The Basic Stages of the Pipeline
While each overarching section of the pipeline may be further broken down depending on the specifics of the CPU in use, the concept is the same. First, an instruction has to be fetched from memory. The instruction then needs to be decoded. The decoded instruction needs to be executed. Finally, if necessary, the result of the execution needs to be written back.
Fetching requires the CPU to use the PC or Program Counter to determine which instruction to fetch. When the computer first boots up, a specific instruction location is used by default. One of the parts of the fetch process is to update the program counter to point to the start of the next instruction in memory. This means the program counterpoints to the right place when the next instruction is processed. The fetched instruction is stored in an instruction register.
Note: Some exceptions can happen. For example, a Jump instruction adjusts the program counter to a different memory address rather than simply the next instruction. If the jump is small, it may be possible to execute this jump with no issue. Large jumps, however, may cause a pipeline stall as the target of the jump will need to be correctly calculated. This is especially an issue when the jump is conditional. In this case, the jump may or may not be taken. Unfortunately, that can only be determined after the execution stage.
Decode and Execute
The decode stage decodes the instruction to work out what needs to be done in the execution stage. One of the essential functions of this stage is to ensure that any data required for execution is directly available. Modern CPUs are incredibly fast. As fast as system RAM is, it just can’t supply data fast enough for the CPU. To alleviate this issue, the CPU has its cache memory.
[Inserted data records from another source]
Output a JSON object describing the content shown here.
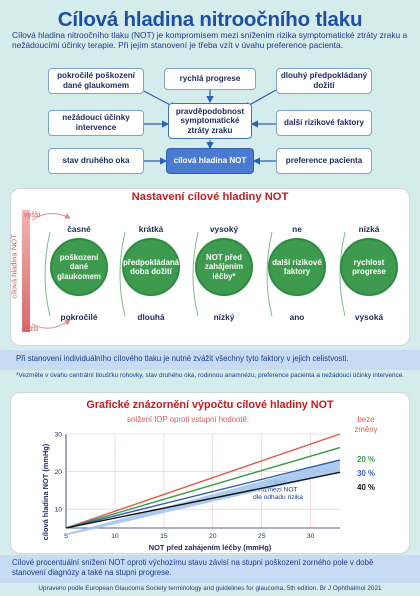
{
  "header": {
    "title": "Cílová hladina nitroočního tlaku",
    "intro": "Cílová hladina nitroočního tlaku (NOT) je kompromisem mezi snížením rizika symptomatické ztráty zraku a nežádoucími účinky terapie. Při jejím stanovení je třeba vzít v úvahu preference pacienta."
  },
  "factors": {
    "left": [
      "pokročilé poškození dané glaukomem",
      "nežádoucí účinky intervence",
      "stav druhého oka"
    ],
    "center": [
      "rychlá progrese",
      "pravděpodobnost symptomatické ztráty zraku",
      "cílová hladina NOT"
    ],
    "right": [
      "dlouhý předpokládaný dožití",
      "další rizikové faktory",
      "preference pacienta"
    ]
  },
  "setting": {
    "title": "Nastavení cílové hladiny NOT",
    "axis_label": "cílová hladina NOT",
    "high_label": "vyšší",
    "low_label": "nižší",
    "columns": [
      {
        "top": "časné",
        "circle": "poškození dané glaukomem",
        "bottom": "pokročilé"
      },
      {
        "top": "krátká",
        "circle": "předpokládaná doba dožití",
        "bottom": "dlouhá"
      },
      {
        "top": "vysoký",
        "circle": "NOT před zahájením léčby*",
        "bottom": "nízký"
      },
      {
        "top": "ne",
        "circle": "další rizikové faktory",
        "bottom": "ano"
      },
      {
        "top": "nízká",
        "circle": "rychlost progrese",
        "bottom": "vysoká"
      }
    ]
  },
  "consider_text": "Při stanovení individuálního cílového tlaku je nutné zvážit všechny tyto faktory v jejich celistvosti.",
  "footnote": "*Vezměte v úvahu centrální tloušťku rohovky, stav druhého oka, rodinnou anamnézu, preference pacienta a nežádoucí účinky intervence.",
  "chart_data": {
    "type": "line",
    "title": "Grafické znázornění výpočtu cílové hladiny NOT",
    "subtitle": "snížení IOP oproti vstupní hodnotě:",
    "xlabel": "NOT před zahájením léčby (mmHg)",
    "ylabel": "cílová hladina NOT (mmHg)",
    "xlim": [
      5,
      33
    ],
    "ylim": [
      5,
      30
    ],
    "xticks": [
      "5",
      "10",
      "15",
      "20",
      "25",
      "30"
    ],
    "yticks": [
      "10",
      "20",
      "30"
    ],
    "series": [
      {
        "name": "beze změny",
        "x": [
          5,
          33
        ],
        "y": [
          5,
          33
        ],
        "color": "#e05a4a"
      },
      {
        "name": "20 %",
        "x": [
          5,
          33
        ],
        "y": [
          4,
          26.4
        ],
        "color": "#3a9a4a"
      },
      {
        "name": "30 %",
        "x": [
          5,
          33
        ],
        "y": [
          3.5,
          23.1
        ],
        "color": "#2f5fb3"
      },
      {
        "name": "40 %",
        "x": [
          5,
          33
        ],
        "y": [
          3,
          19.8
        ],
        "color": "#111111"
      }
    ],
    "band_label": "cílové rozmezí NOT dle odhadu rizika",
    "band_color": "#9fc3ea"
  },
  "bottom_text": "Cílové procentuální snížení NOT oproti výchozímu stavu závisí na stupni poškození zorného pole v době stanovení diagnózy a také na stupni progrese.",
  "source": "Upraveno podle European Glaucoma Society terminology and guidelines for glaucoma, 5th edition. Br J Ophthalmol 2021"
}
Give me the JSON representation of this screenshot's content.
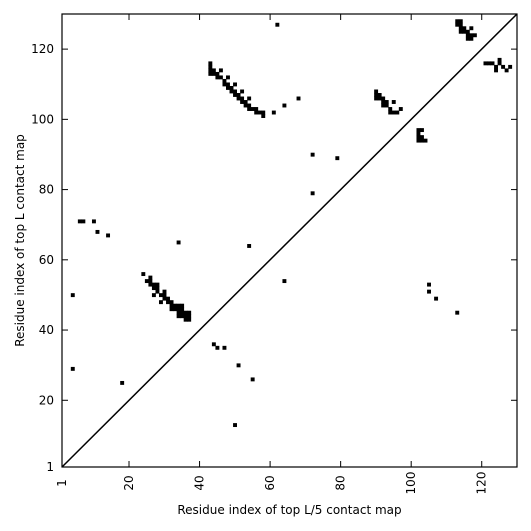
{
  "chart_data": {
    "type": "heatmap",
    "xlabel": "Residue index of top L/5 contact map",
    "ylabel": "Residue index of top L contact map",
    "xlim": [
      1,
      130
    ],
    "ylim": [
      1,
      130
    ],
    "x_ticks": [
      1,
      20,
      40,
      60,
      80,
      100,
      120
    ],
    "y_ticks": [
      1,
      20,
      40,
      60,
      80,
      100,
      120
    ],
    "diagonal_line": true,
    "grid": false,
    "legend": "none",
    "cell_color": "#000000",
    "contacts": [
      [
        43,
        116
      ],
      [
        43,
        115
      ],
      [
        43,
        114
      ],
      [
        43,
        113
      ],
      [
        44,
        114
      ],
      [
        44,
        113
      ],
      [
        45,
        113
      ],
      [
        45,
        112
      ],
      [
        46,
        112
      ],
      [
        46,
        114
      ],
      [
        47,
        111
      ],
      [
        47,
        110
      ],
      [
        48,
        110
      ],
      [
        48,
        109
      ],
      [
        48,
        112
      ],
      [
        49,
        109
      ],
      [
        49,
        108
      ],
      [
        50,
        108
      ],
      [
        50,
        107
      ],
      [
        50,
        110
      ],
      [
        51,
        107
      ],
      [
        51,
        106
      ],
      [
        52,
        106
      ],
      [
        52,
        105
      ],
      [
        52,
        108
      ],
      [
        53,
        105
      ],
      [
        53,
        104
      ],
      [
        54,
        104
      ],
      [
        54,
        103
      ],
      [
        54,
        106
      ],
      [
        55,
        103
      ],
      [
        56,
        103
      ],
      [
        56,
        102
      ],
      [
        57,
        102
      ],
      [
        58,
        101
      ],
      [
        58,
        102
      ],
      [
        61,
        102
      ],
      [
        62,
        127
      ],
      [
        64,
        104
      ],
      [
        68,
        106
      ],
      [
        72,
        90
      ],
      [
        79,
        89
      ],
      [
        72,
        79
      ],
      [
        90,
        108
      ],
      [
        90,
        107
      ],
      [
        90,
        106
      ],
      [
        91,
        107
      ],
      [
        91,
        106
      ],
      [
        92,
        106
      ],
      [
        92,
        105
      ],
      [
        92,
        104
      ],
      [
        93,
        105
      ],
      [
        93,
        104
      ],
      [
        94,
        103
      ],
      [
        94,
        102
      ],
      [
        95,
        102
      ],
      [
        95,
        105
      ],
      [
        96,
        102
      ],
      [
        97,
        103
      ],
      [
        102,
        97
      ],
      [
        102,
        96
      ],
      [
        102,
        95
      ],
      [
        102,
        94
      ],
      [
        103,
        95
      ],
      [
        103,
        94
      ],
      [
        103,
        97
      ],
      [
        104,
        94
      ],
      [
        105,
        53
      ],
      [
        105,
        51
      ],
      [
        107,
        49
      ],
      [
        113,
        45
      ],
      [
        113,
        128
      ],
      [
        113,
        127
      ],
      [
        114,
        128
      ],
      [
        114,
        127
      ],
      [
        114,
        126
      ],
      [
        114,
        125
      ],
      [
        115,
        126
      ],
      [
        115,
        125
      ],
      [
        116,
        125
      ],
      [
        116,
        124
      ],
      [
        116,
        123
      ],
      [
        117,
        124
      ],
      [
        117,
        123
      ],
      [
        117,
        126
      ],
      [
        118,
        124
      ],
      [
        121,
        116
      ],
      [
        122,
        116
      ],
      [
        123,
        116
      ],
      [
        124,
        115
      ],
      [
        124,
        114
      ],
      [
        125,
        116
      ],
      [
        125,
        117
      ],
      [
        126,
        115
      ],
      [
        127,
        114
      ],
      [
        128,
        115
      ],
      [
        24,
        56
      ],
      [
        25,
        54
      ],
      [
        26,
        54
      ],
      [
        26,
        53
      ],
      [
        26,
        55
      ],
      [
        27,
        53
      ],
      [
        27,
        52
      ],
      [
        27,
        50
      ],
      [
        28,
        53
      ],
      [
        28,
        52
      ],
      [
        28,
        51
      ],
      [
        29,
        50
      ],
      [
        29,
        48
      ],
      [
        30,
        51
      ],
      [
        30,
        50
      ],
      [
        30,
        49
      ],
      [
        31,
        49
      ],
      [
        31,
        48
      ],
      [
        32,
        48
      ],
      [
        32,
        47
      ],
      [
        32,
        46
      ],
      [
        33,
        47
      ],
      [
        33,
        46
      ],
      [
        34,
        47
      ],
      [
        34,
        46
      ],
      [
        34,
        45
      ],
      [
        34,
        44
      ],
      [
        34,
        65
      ],
      [
        35,
        47
      ],
      [
        35,
        46
      ],
      [
        35,
        45
      ],
      [
        35,
        44
      ],
      [
        36,
        45
      ],
      [
        36,
        44
      ],
      [
        36,
        43
      ],
      [
        37,
        45
      ],
      [
        37,
        44
      ],
      [
        37,
        43
      ],
      [
        4,
        50
      ],
      [
        4,
        29
      ],
      [
        6,
        71
      ],
      [
        7,
        71
      ],
      [
        10,
        71
      ],
      [
        11,
        68
      ],
      [
        14,
        67
      ],
      [
        18,
        25
      ],
      [
        44,
        36
      ],
      [
        45,
        35
      ],
      [
        47,
        35
      ],
      [
        50,
        13
      ],
      [
        51,
        30
      ],
      [
        54,
        64
      ],
      [
        55,
        26
      ],
      [
        64,
        54
      ]
    ]
  }
}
While this cache isn’t large, typically less than 100MB total, it is much faster and has exceptionally high hit ratios. The cache still isn’t fast enough for the CPU, so the data that must be operated on must be moved into a register before the instruction is ready to execute. Registers are directly accessible by the CPU with zero latency. Even the fastest cache tier, L1, has a few clock cycles of latency.
Once the instruction has been decoded and the data, known as operands, has been transferred into the registers, the instruction can be executed. This involves the instruction and data routed to the logic processor needed to handle the operation. This part is the only part of each pipeline performing the logical operation you might think of as processing. Typically the execute stage takes a single clock cycle to complete per instruction. All other stages in the pipeline are necessary overhead to enable this stage. Modern pipelines are around 25 stages in length.
Writeback is relatively simple to understand. If the result of the operation needs to be written to memory, this happens here. This is the last stage in a pipeline, at which point the machine cycle is complete for that instruction. Using a pipeline means that as an instruction clears one pipeline stage, the next instruction can move into that stage. This allows a considerable throughput increase compared to unpipelined operations. It also means that many machine cycles are in progress at once.
A machine cycle, also known as an instruction cycle, is the cycle each machine instruction takes as it passes through the instruction pipeline of a pipelined CPU. Many instruction cycles can happen at once, with each at a different stage in the pipeline. While the exact details vary based on the CPU’s pipeline architecture, the basic concepts are: Fetch, Decode, Execute, and Write Back. Execute is the stage you would think of as the processing happening. All other stages, however, are necessary overhead to achieve that.